Cena, espectáculo y un cielo inolvidable
Después del paseo, entramos en lo que simulaba un campamento tradicional. Sabíamos que era turístico, pero tenía su encanto. Alfombras en el suelo, mesas bajas, farolillos, y un ambiente relajado que invitaba a dejarse llevar.
Nos ofrecieron probar café árabe con dátiles —más suave, especiado, muy aromático—, y también podías hacerte un tatuaje de henna o vestirte con ropa tradicional para una foto. Todo estaba pensado para vivir una parte de la cultura local, aunque fuera por un momento.
Tras un rato de descanso, abrieron una gran carpa y comenzó la cena: un buffet libre con platos árabes variados y sabrosos. Arroz, cuscús, guisos, hummus, ensaladas... todo acompañado de música suave y una iluminación tenue que daba calidez al lugar.
Y entonces llegó el espectáculo.
Primero, una bailarina de danza del vientre hipnotizó con sus movimientos. Luego, un artista del fuego encendió la noche con sus malabares. Antorchas girando, llamas en el aire, y el asombro dibujado en cada rostro.

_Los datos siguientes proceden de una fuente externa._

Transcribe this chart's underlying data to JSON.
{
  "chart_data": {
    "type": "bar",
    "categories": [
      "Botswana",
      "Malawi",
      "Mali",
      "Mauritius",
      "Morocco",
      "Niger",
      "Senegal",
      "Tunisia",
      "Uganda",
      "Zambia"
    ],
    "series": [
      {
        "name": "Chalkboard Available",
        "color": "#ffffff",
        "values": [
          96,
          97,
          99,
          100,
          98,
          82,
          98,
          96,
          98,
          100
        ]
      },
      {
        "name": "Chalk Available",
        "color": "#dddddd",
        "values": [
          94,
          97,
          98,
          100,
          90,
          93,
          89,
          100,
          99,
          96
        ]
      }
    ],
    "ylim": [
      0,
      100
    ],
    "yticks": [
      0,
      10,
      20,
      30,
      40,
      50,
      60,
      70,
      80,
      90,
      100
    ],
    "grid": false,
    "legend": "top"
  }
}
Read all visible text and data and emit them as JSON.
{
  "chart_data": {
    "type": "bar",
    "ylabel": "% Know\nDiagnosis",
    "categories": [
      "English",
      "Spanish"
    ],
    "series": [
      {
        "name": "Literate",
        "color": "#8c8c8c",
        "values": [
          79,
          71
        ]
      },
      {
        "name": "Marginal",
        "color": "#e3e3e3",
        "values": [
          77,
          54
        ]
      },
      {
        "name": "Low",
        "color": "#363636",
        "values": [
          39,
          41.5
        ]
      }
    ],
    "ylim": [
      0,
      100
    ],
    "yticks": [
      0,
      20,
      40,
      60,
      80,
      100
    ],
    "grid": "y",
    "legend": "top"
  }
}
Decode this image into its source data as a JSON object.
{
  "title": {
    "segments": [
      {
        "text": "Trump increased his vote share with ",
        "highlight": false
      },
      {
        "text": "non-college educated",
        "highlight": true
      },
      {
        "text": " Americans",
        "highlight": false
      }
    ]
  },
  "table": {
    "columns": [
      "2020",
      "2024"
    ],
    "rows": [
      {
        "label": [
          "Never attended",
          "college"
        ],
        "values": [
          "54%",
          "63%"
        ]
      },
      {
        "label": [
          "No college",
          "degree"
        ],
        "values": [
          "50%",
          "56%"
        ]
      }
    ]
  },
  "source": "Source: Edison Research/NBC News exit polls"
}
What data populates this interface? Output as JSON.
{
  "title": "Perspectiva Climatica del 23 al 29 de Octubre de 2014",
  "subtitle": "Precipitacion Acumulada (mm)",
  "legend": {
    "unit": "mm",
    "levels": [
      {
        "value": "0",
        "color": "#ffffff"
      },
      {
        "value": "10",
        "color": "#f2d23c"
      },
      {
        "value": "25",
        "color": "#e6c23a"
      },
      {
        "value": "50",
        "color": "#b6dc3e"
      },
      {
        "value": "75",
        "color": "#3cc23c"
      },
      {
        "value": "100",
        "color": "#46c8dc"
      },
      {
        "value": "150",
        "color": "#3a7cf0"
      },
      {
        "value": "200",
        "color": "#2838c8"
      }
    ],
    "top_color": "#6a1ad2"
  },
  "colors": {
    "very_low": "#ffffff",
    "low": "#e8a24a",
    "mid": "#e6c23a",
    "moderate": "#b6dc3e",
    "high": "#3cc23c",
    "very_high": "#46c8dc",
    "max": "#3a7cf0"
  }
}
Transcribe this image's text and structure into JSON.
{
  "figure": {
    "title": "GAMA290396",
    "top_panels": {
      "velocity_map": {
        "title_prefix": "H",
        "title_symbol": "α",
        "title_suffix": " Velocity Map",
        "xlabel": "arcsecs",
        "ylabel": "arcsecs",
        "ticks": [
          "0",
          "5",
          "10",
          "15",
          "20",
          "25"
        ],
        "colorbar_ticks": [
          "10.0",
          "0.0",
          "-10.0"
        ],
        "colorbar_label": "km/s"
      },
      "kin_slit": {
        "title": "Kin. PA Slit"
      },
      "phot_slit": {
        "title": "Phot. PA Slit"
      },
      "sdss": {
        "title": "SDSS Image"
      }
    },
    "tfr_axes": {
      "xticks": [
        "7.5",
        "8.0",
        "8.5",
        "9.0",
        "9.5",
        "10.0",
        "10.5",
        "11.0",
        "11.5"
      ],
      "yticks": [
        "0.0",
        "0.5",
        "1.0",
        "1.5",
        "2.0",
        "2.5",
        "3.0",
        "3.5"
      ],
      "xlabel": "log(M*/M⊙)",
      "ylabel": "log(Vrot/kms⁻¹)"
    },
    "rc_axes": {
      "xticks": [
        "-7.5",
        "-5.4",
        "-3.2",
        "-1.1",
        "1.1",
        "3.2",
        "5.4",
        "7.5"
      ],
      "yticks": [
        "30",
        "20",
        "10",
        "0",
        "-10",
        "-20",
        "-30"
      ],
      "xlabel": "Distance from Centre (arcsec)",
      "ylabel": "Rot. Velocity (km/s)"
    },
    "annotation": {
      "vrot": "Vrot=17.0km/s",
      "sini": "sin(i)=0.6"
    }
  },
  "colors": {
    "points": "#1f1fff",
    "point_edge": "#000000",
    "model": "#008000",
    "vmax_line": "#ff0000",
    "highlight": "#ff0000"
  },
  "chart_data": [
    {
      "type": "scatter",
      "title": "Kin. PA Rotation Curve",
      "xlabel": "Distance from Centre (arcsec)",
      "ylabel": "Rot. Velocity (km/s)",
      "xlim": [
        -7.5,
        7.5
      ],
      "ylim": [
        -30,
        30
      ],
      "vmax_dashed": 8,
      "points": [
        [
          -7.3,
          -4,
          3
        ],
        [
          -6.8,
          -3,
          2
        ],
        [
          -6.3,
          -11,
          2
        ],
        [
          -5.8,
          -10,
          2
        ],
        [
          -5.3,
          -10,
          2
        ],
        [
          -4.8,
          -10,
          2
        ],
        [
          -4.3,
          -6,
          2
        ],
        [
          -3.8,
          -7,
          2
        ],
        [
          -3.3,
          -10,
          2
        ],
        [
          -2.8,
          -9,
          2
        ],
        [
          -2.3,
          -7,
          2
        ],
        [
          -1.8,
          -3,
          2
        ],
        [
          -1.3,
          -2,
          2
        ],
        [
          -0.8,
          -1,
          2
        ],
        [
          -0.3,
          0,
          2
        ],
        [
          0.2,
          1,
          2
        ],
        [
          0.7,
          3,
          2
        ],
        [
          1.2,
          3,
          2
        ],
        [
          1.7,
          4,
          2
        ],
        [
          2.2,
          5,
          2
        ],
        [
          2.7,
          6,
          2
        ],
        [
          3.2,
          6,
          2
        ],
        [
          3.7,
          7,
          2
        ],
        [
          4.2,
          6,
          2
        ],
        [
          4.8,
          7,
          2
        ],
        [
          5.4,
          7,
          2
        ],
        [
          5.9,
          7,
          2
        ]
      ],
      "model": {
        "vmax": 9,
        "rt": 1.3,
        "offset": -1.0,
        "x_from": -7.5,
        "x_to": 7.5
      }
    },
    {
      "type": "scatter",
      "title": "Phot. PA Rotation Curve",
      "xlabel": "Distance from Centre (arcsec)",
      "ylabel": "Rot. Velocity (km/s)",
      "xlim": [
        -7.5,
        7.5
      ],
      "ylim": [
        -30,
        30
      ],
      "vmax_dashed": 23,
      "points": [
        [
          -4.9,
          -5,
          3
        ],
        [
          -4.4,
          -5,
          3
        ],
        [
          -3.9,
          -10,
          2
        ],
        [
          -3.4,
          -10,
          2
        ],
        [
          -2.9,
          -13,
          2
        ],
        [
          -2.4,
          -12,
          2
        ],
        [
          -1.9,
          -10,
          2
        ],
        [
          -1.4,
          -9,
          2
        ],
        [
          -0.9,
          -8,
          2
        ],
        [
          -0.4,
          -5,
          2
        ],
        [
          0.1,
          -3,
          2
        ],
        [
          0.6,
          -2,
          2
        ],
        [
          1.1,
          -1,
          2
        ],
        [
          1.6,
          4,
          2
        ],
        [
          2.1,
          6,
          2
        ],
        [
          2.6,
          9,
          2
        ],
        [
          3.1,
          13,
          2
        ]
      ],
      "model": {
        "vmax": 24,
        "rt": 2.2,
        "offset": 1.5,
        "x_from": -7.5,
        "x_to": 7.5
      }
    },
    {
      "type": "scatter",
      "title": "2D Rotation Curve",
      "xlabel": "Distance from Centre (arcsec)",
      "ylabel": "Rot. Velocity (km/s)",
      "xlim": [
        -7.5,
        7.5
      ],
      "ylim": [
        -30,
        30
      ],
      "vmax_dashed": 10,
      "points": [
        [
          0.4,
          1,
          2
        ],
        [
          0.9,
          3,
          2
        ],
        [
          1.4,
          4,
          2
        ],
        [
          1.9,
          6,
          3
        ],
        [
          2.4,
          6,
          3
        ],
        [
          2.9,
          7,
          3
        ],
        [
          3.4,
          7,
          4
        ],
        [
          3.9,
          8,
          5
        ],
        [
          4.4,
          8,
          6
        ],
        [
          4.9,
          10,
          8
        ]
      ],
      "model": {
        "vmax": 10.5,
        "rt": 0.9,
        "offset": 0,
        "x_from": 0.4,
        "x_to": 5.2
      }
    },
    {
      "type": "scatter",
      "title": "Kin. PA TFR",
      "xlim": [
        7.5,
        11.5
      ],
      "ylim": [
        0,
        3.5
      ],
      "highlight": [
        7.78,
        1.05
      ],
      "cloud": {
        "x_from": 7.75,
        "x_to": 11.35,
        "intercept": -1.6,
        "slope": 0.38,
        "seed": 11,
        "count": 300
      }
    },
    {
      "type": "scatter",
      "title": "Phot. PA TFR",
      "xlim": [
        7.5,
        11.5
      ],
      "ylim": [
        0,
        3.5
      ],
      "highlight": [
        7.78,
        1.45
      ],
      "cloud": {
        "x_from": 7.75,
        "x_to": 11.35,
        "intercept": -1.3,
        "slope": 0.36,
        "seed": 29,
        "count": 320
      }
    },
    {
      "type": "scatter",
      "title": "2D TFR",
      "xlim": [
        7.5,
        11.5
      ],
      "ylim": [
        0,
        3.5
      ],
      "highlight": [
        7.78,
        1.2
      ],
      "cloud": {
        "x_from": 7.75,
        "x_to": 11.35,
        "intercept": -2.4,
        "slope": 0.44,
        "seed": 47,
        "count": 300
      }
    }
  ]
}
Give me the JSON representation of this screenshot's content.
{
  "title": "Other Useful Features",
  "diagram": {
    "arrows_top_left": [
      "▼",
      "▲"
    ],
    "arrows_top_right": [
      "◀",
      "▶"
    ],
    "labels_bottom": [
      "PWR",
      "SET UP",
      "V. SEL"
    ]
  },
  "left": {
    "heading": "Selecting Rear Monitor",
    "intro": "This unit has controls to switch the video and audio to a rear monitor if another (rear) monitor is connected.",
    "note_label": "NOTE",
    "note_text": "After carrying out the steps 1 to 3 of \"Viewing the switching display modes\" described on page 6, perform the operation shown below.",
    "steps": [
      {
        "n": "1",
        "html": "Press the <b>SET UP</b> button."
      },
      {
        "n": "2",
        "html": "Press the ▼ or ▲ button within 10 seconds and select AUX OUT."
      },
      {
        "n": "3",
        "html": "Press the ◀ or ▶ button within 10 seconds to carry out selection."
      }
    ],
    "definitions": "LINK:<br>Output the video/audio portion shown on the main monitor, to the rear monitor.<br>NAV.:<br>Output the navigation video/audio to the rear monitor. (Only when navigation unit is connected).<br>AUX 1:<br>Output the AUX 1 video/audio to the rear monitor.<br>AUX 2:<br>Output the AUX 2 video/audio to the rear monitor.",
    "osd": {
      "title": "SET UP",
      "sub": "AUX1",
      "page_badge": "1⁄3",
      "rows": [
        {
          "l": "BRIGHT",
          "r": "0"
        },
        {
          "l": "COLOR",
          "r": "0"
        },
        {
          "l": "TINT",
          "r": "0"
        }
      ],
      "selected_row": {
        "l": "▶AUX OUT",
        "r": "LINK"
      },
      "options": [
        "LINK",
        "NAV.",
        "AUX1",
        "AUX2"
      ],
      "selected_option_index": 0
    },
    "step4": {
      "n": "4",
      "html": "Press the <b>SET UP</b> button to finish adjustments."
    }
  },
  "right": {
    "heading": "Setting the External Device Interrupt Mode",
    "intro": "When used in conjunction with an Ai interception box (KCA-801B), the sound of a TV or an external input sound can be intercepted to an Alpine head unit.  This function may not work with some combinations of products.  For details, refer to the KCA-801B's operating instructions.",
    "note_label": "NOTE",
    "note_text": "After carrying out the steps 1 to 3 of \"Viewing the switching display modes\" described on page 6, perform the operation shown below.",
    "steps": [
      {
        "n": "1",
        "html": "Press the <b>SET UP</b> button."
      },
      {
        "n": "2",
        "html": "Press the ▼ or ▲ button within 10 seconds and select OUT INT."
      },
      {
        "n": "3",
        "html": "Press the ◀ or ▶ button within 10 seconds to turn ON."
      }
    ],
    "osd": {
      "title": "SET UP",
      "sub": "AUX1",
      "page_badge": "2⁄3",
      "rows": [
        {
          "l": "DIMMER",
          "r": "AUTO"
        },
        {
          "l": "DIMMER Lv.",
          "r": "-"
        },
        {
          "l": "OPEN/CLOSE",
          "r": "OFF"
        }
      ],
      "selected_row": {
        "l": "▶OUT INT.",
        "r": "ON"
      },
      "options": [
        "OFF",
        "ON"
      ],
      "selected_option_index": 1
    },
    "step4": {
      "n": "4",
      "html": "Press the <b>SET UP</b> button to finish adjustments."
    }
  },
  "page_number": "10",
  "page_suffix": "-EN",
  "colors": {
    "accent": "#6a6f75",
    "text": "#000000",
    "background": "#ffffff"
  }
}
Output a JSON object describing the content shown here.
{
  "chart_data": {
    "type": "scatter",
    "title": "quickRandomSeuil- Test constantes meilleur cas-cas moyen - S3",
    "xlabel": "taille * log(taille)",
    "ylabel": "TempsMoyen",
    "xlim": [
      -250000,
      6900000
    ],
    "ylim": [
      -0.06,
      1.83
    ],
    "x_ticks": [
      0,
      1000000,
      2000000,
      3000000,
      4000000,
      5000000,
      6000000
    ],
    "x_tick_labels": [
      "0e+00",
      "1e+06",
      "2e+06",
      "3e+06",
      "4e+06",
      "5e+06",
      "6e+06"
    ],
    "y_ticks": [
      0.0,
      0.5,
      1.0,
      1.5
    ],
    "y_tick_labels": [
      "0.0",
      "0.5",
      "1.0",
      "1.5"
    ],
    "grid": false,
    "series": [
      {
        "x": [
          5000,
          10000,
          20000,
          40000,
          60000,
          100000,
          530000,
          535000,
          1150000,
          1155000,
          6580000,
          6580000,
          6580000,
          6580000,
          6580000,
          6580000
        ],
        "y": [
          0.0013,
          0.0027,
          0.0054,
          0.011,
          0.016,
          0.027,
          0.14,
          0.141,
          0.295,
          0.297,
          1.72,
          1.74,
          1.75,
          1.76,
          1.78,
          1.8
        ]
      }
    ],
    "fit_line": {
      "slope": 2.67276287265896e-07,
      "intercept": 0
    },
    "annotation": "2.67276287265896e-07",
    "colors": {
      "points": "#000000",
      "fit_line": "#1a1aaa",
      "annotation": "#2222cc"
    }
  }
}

Antes de irnos, nos alejamos unos metros del campamento. Apagaron las luces por unos minutos. Y ahí estaba: el cielo del desierto, abierto y silencioso, repleto de estrellas. Un espectáculo sin sonido, sin filtros, sin comparación.


De vuelta al 4x4, con la arena aún en los zapatos y el cuerpo tibio por el té y la emoción, supe que ese día lo recordaría siempre, llevaba en mi mochila variadas e intensas expericiencias que se quedarían en mi memoria: adrenalina, cultura, hospitalidad y belleza natural. Un viaje al corazón del desierto desde Abu Dabi que, si tienes la oportunidad, no deberías perderte.
Absolutamente recomendable. De los que dejan huella.